Jose Luis Vilson is a teacher, writer and education scholar in New York. In a recent post, he considers the importance of “professional” for teachers and education.
Sometime in the summer of 2020, a small, vocal set of parents and advocates decided that teachers should get back to work.
They overshadowed the public praise for teachers and schools in favor of opening up schools all willy-nilly. Of course, studies and polls kept disrupting that narrative, but the narrative persisted. Parents of school-aged children support their local teachers and schools, and much of the narrative came from adults without children. Studies showed that learning loss proponents overstated their claims given that the United States fared better than most industrialized countries. They’d say teachers are overpaid, but compared to other professions with comparable licensure, teachers don’t come close, even worse without collective bargaining.
But narratives persist, chipping away at the notion of having a democratic institution dedicated to educating youth, however imperfectly. So, after reading this great article by Deborah Ball, this begs the question: what does it mean to be professional? Here, I attempt an answer.
For the average person, “professional” refers to many things: expertise, experience, comportment, dress, manner of speaking, technique, and so on. We have a concept of what it means to be a professional athlete. We expect a level of professionalism from doctors, lawyers, police officers, and other salaried representatives of institutions. People have expectations about how they behave and look, how they go about procedures, and whether they’re doing their work to fidelity according to some training site somewhere with a fancy title.

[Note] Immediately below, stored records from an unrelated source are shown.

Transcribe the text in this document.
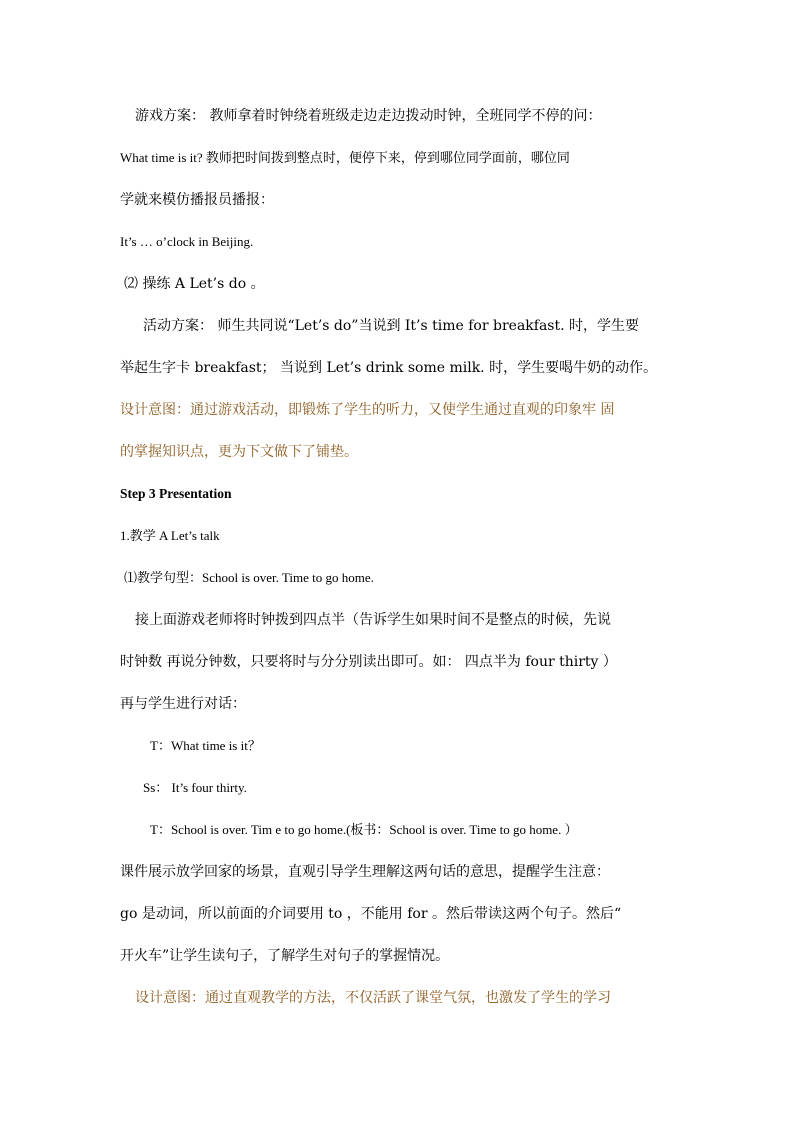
游戏方案： 教师拿着时钟绕着班级走边走边拨动时钟，全班同学不停的问：
What time is it? 教师把时间拨到整点时，便停下来，停到哪位同学面前，哪位同
学就来模仿播报员播报：
It’s … o’clock in Beijing.
⑵ 操练 A Let’s do 。
活动方案： 师生共同说“Let’s do”当说到 It’s time for breakfast. 时，学生要
举起生字卡 breakfast； 当说到 Let’s drink some milk. 时，学生要喝牛奶的动作。
设计意图：通过游戏活动，即锻炼了学生的听力，又使学生通过直观的印象牢 固
的掌握知识点，更为下文做下了铺垫。
Step 3 Presentation
1.教学 A Let’s talk
⑴教学句型：School is over. Time to go home.
接上面游戏老师将时钟拨到四点半（告诉学生如果时间不是整点的时候，先说
时钟数 再说分钟数，只要将时与分分别读出即可。如： 四点半为 four thirty ）
再与学生进行对话：
T：What time is it？
Ss： It’s four thirty.
T：School is over. Tim e to go home.(板书：School is over. Time to go home. ）
课件展示放学回家的场景，直观引导学生理解这两句话的意思，提醒学生注意：
go 是动词，所以前面的介词要用 to ，不能用 for 。然后带读这两个句子。然后“
开火车”让学生读句子，了解学生对句子的掌握情况。
设计意图：通过直观教学的方法，不仅活跃了课堂气氛，也激发了学生的学习
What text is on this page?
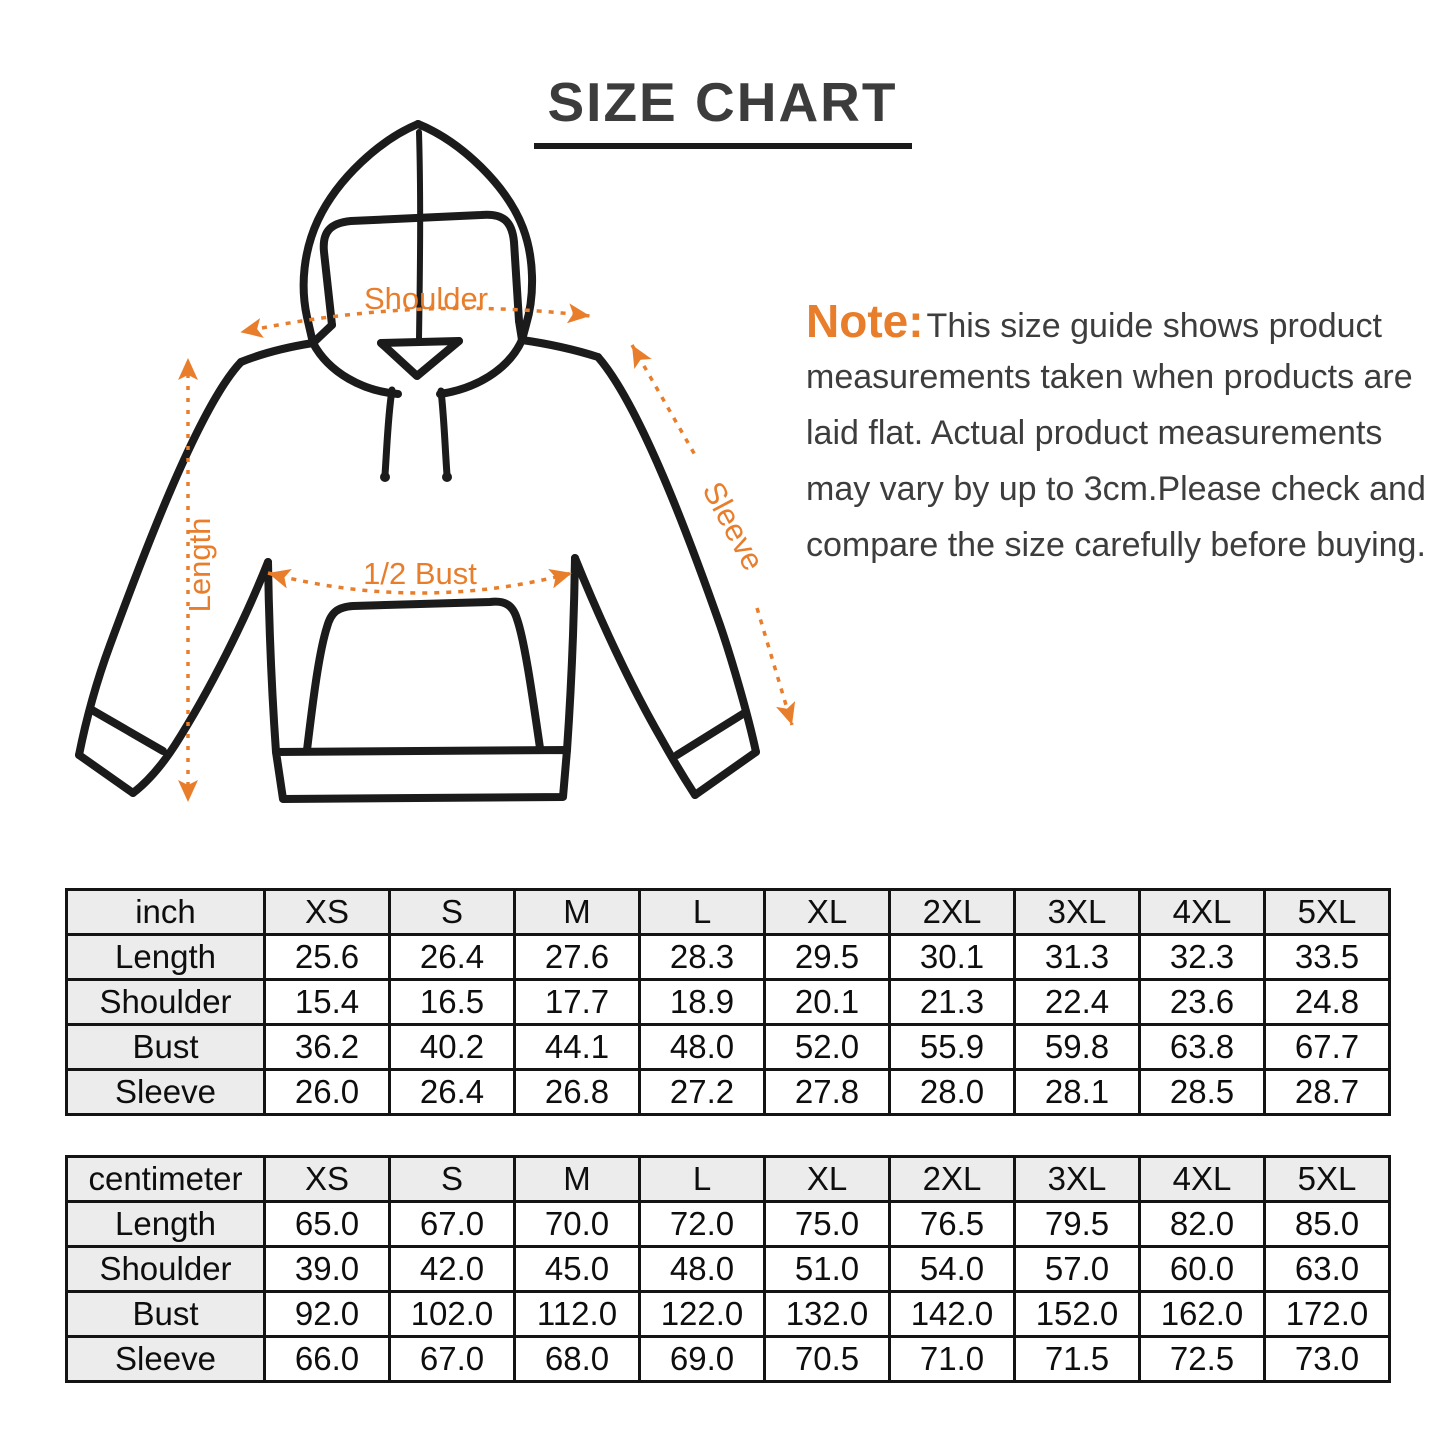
SIZE CHART
Shoulder
Length	1/2 Bust	Sleeve
Note:This size guide shows product
measurements taken when products are
laid flat. Actual product measurements
may vary by up to 3cm.Please check and
compare the size carefully before buying.
inch	XS	S	M	L	XL	2XL	3XL	4XL	5XL
Length	25.6	26.4	27.6	28.3	29.5	30.1	31.3	32.3	33.5
Shoulder	15.4	16.5	17.7	18.9	20.1	21.3	22.4	23.6	24.8
Bust	36.2	40.2	44.1	48.0	52.0	55.9	59.8	63.8	67.7
Sleeve	26.0	26.4	26.8	27.2	27.8	28.0	28.1	28.5	28.7
centimeter	XS	S	M	L	XL	2XL	3XL	4XL	5XL
Length	65.0	67.0	70.0	72.0	75.0	76.5	79.5	82.0	85.0
Shoulder	39.0	42.0	45.0	48.0	51.0	54.0	57.0	60.0	63.0
Bust	92.0	102.0	112.0	122.0	132.0	142.0	152.0	162.0	172.0
Sleeve	66.0	67.0	68.0	69.0	70.5	71.0	71.5	72.5	73.0
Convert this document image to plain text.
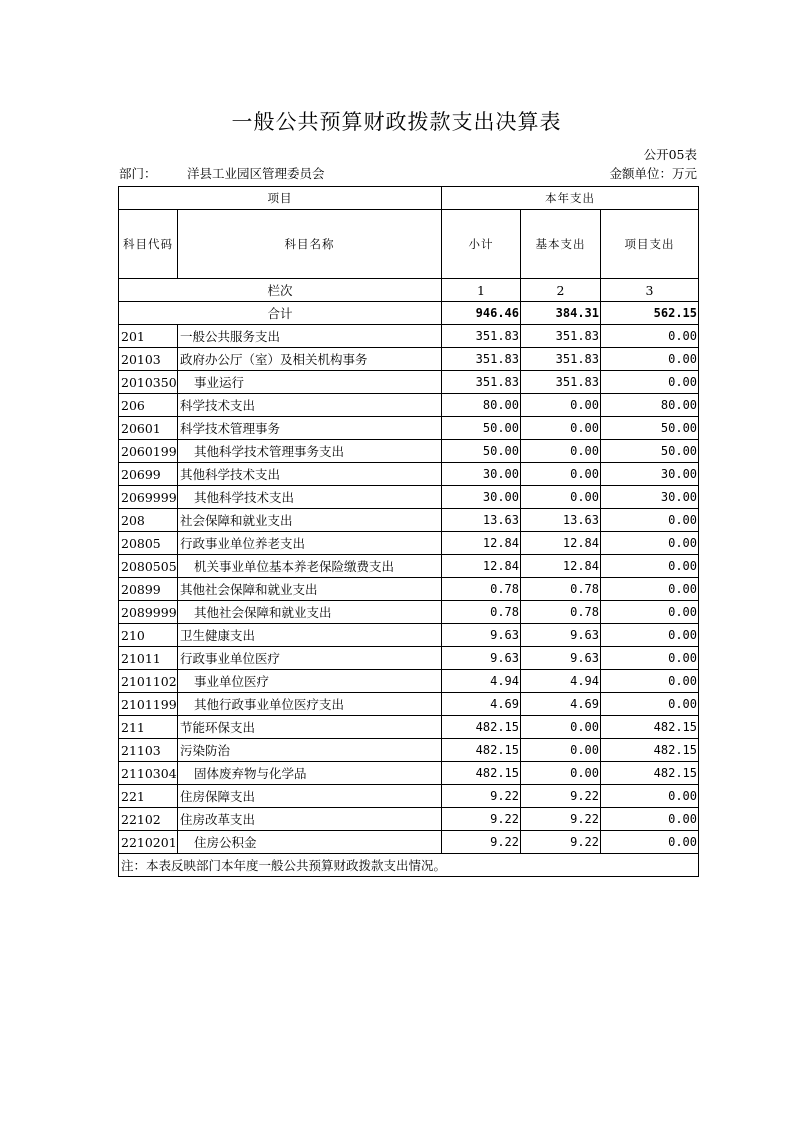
一般公共预算财政拨款支出决算表
公开05表
部门： 洋县工业园区管理委员会	金额单位：万元
项目		本年支出		
科目代码	科目名称	小计	基本支出	项目支出
栏次		1	2	3
合计		946.46	384.31	562.15
201	一般公共服务支出	351.83	351.83	0.00
20103	政府办公厅（室）及相关机构事务	351.83	351.83	0.00
2010350	事业运行	351.83	351.83	0.00
206	科学技术支出	80.00	0.00	80.00
20601	科学技术管理事务	50.00	0.00	50.00
2060199	其他科学技术管理事务支出	50.00	0.00	50.00
20699	其他科学技术支出	30.00	0.00	30.00
2069999	其他科学技术支出	30.00	0.00	30.00
208	社会保障和就业支出	13.63	13.63	0.00
20805	行政事业单位养老支出	12.84	12.84	0.00
2080505	机关事业单位基本养老保险缴费支出	12.84	12.84	0.00
20899	其他社会保障和就业支出	0.78	0.78	0.00
2089999	其他社会保障和就业支出	0.78	0.78	0.00
210	卫生健康支出	9.63	9.63	0.00
21011	行政事业单位医疗	9.63	9.63	0.00
2101102	事业单位医疗	4.94	4.94	0.00
2101199	其他行政事业单位医疗支出	4.69	4.69	0.00
211	节能环保支出	482.15	0.00	482.15
21103	污染防治	482.15	0.00	482.15
2110304	固体废弃物与化学品	482.15	0.00	482.15
221	住房保障支出	9.22	9.22	0.00
22102	住房改革支出	9.22	9.22	0.00
2210201	住房公积金	9.22	9.22	0.00
注：本表反映部门本年度一般公共预算财政拨款支出情况。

For sociologists studying this issue, including me, we generally study these elements under the “sociology of professions.” Power, expertise, and autonomy allow society to confer a status onto individuals even when we’re skeptical of individual actors within those professions. We also observe how professional trust has gone down since the 1980’s as people have learned to trust institutions less.
But for teachers, it means multiple things depending on who says it and why. Society has gotten into the habit of treating teaching as a semi-profession by saying things like “They’re in it for the outcome, not the income.” Or, significantly worse, “If you can’t, teach.” Whatever that means.